Flowering time is July / August. The flower stalks are purple and mostly unbranched, the inflorescences are 5 to 20 millimeters long, forked coils with 2 to 4 flowers each . The bracts are 2.2 to 4.8 millimeters long. The flower stalks are 0.4 to 1 millimeter long, the flowers upright, 7.5 to 14 millimeters long, the flower tube cylindrical to hexagonal. Six wings run from the thickening at the base of the flower tube to the ovary . The tepals are three-lobed, the perianth is circumscissile, so all of the flower elements above the flower tube are thrown off after pollination, but leave behind a bare "flower tube" which is then persistent. The outer tepals are white to purple, the inner - like the throat - yellowish-brown. A very rare characteristic in the family is that the stamens have stamens . These are 0.1 to 0.2 millimeters long.
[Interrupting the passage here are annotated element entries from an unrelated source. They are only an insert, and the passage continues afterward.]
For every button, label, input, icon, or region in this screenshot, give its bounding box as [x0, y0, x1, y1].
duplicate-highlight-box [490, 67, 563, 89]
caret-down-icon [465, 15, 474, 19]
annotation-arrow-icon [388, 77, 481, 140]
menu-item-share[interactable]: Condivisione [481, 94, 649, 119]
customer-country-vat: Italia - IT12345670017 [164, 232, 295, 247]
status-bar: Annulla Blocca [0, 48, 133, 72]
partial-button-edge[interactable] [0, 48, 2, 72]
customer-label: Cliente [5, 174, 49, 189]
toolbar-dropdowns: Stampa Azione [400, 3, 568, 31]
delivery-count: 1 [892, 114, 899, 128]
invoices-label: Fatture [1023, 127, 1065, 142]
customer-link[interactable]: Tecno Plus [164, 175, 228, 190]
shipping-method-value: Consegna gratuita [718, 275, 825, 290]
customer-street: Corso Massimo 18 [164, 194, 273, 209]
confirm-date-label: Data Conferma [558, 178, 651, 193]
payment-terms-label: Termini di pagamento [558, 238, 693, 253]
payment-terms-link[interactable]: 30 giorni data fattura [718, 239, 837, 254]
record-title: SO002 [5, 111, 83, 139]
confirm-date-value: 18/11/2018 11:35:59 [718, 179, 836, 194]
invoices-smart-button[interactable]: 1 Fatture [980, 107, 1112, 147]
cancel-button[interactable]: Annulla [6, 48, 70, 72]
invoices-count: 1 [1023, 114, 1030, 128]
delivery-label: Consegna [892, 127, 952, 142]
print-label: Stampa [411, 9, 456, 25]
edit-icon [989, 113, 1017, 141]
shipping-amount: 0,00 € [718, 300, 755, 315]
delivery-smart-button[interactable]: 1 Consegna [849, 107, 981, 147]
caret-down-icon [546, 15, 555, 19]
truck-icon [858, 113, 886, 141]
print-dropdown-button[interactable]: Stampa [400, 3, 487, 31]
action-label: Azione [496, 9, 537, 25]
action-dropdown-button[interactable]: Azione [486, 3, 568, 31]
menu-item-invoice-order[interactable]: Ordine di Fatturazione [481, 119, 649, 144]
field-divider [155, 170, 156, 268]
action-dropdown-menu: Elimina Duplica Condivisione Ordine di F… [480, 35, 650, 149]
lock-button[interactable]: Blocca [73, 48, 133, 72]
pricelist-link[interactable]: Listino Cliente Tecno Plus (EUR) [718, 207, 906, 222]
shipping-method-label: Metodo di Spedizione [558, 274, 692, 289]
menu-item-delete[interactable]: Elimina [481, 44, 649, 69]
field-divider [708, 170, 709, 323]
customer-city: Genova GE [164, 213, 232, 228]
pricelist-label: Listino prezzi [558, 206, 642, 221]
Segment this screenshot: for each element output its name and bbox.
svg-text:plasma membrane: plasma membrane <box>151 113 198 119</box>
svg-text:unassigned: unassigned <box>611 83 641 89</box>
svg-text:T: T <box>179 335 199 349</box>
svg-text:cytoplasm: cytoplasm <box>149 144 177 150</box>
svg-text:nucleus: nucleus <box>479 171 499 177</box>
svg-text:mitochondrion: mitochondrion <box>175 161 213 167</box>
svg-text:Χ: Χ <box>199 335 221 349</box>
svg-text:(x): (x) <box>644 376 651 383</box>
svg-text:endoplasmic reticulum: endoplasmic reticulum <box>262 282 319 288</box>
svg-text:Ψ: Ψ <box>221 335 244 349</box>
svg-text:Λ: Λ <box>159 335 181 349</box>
The capsule fruits are broad to obliquely inverted-egg-shaped, 2.5 to 3.8 millimeters long and 2.3 to 4 millimeters long. The seeds are brown, round to ovate and have a short funiculus .

distribution

Hexapterella gentianoides can be found in northern South America, finds are from Brazil as well as Colombia, Guyana, Trinidad and Suriname. There it grows in rainforests, rarely wet savannas , from sea level to altitudes of 800 m.

Botanical history

Hexapterella gentianoides was first described by Ignaz Urban in 1903 ; the epithet refers to the similarity of the plant to the gentians . Until 1989 it was the only species in the genus.

proof

  • PJM Maas, H. Maas-van de Kamer, J. van Bentham, HCM Snelders, T. Rübsamen: Burmanniaceae . Flora Neotropica, Monogr. Volume 42, 1986, pp. 1-189.